Edité par CCSD ; Elsevier for the European Society of Clinical Microbiology and Infectious Diseases -

International audience. Bacillus cereus is responsible for food poisoning and rare but severe clinical infections. The pathogenicity of strains varies from harmless to lethal strains. However, there are currently no markers, either alone or in combination, to differentiate pathogenic from non-pathogenic strains. The objective of the study was to identify new genetic biomarkers to differentiate non-pathogenic from clinically relevant B. cereus strains.A first set of 15 B. cereus strains were compared by RNAseq. A logistic regression model with lasso penalty was applied to define combination of genes whose expression was associated with strain pathogenicity.
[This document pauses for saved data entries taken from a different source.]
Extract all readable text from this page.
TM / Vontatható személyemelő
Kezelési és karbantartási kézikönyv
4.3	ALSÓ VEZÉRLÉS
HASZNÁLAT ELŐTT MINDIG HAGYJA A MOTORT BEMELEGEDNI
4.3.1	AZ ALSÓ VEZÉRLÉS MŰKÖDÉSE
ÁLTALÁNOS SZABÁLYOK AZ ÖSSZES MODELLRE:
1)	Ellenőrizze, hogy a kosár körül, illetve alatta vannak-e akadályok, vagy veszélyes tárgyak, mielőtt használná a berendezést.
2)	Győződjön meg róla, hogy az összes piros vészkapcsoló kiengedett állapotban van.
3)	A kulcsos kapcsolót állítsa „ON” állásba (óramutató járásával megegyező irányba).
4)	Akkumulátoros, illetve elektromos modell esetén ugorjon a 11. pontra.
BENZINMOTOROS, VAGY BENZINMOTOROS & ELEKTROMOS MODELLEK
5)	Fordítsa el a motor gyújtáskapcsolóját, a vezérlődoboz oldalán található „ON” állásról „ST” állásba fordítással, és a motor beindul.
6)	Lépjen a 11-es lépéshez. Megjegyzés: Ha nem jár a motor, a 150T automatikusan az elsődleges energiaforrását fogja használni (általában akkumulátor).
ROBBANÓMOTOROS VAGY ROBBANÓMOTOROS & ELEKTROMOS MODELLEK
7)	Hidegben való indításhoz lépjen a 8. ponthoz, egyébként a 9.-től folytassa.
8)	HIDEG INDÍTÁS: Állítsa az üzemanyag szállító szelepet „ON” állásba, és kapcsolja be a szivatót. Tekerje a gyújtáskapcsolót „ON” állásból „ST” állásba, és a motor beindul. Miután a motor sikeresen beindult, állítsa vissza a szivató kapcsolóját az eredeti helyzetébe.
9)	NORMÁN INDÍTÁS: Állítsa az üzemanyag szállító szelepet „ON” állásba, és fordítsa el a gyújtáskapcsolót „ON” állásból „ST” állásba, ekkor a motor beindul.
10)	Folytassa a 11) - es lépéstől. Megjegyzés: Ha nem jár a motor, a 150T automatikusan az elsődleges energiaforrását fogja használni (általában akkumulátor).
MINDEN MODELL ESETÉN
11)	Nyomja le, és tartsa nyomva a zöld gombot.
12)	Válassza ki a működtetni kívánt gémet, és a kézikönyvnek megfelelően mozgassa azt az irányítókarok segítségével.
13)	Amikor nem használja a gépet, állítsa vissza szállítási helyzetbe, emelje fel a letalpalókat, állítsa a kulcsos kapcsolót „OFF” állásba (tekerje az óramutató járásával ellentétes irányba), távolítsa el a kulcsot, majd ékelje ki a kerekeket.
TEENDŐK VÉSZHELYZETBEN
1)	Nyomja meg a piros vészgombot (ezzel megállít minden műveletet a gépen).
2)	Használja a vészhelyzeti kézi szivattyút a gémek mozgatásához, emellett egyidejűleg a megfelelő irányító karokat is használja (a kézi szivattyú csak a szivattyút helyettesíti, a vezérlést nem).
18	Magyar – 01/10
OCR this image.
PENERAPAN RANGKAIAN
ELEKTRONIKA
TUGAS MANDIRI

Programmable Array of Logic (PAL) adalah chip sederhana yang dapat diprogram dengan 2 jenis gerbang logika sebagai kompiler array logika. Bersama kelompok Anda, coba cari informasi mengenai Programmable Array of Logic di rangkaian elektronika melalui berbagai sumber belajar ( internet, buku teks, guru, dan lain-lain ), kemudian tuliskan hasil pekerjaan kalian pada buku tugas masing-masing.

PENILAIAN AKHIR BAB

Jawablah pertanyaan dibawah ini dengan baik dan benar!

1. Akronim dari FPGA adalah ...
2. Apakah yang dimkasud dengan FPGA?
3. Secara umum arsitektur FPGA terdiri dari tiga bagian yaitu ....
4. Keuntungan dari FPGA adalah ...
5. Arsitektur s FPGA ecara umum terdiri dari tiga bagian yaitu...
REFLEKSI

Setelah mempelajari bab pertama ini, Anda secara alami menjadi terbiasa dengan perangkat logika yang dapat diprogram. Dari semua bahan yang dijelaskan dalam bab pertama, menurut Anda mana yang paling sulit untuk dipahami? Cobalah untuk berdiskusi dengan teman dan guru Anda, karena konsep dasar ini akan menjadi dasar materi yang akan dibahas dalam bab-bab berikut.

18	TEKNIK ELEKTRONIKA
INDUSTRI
The identified markers were checked for their presence/absence in a collection of 95 B. cereus strains with varying pathogenic potential (food-borne outbreaks, clinical and non-pathogenic). Receiver operating characteristic area under the curve (AUC) analysis was used to determine the combination of biomarkers, which best differentiate between the "disease" versus "non-disease" groups.Seven genes were identified during the RNAseq analysis with a prediction to differentiate between pathogenic and non-pathogenic strains. The validation of the presence/absence of these genes in a larger collection of strains coupled with AUC prediction showed that a combination of four biomarkers was sufficient to accurately discern clinical strains from harmless strains, with an AUC of 0.955, sensitivity of 0.9 and specificity of 0.86.These new findings help in the understanding of B. cereus pathogenic potential and complexity and may provide tools for a better assessment of the risks associated with B. cereus contamination to improve patient health and food safety.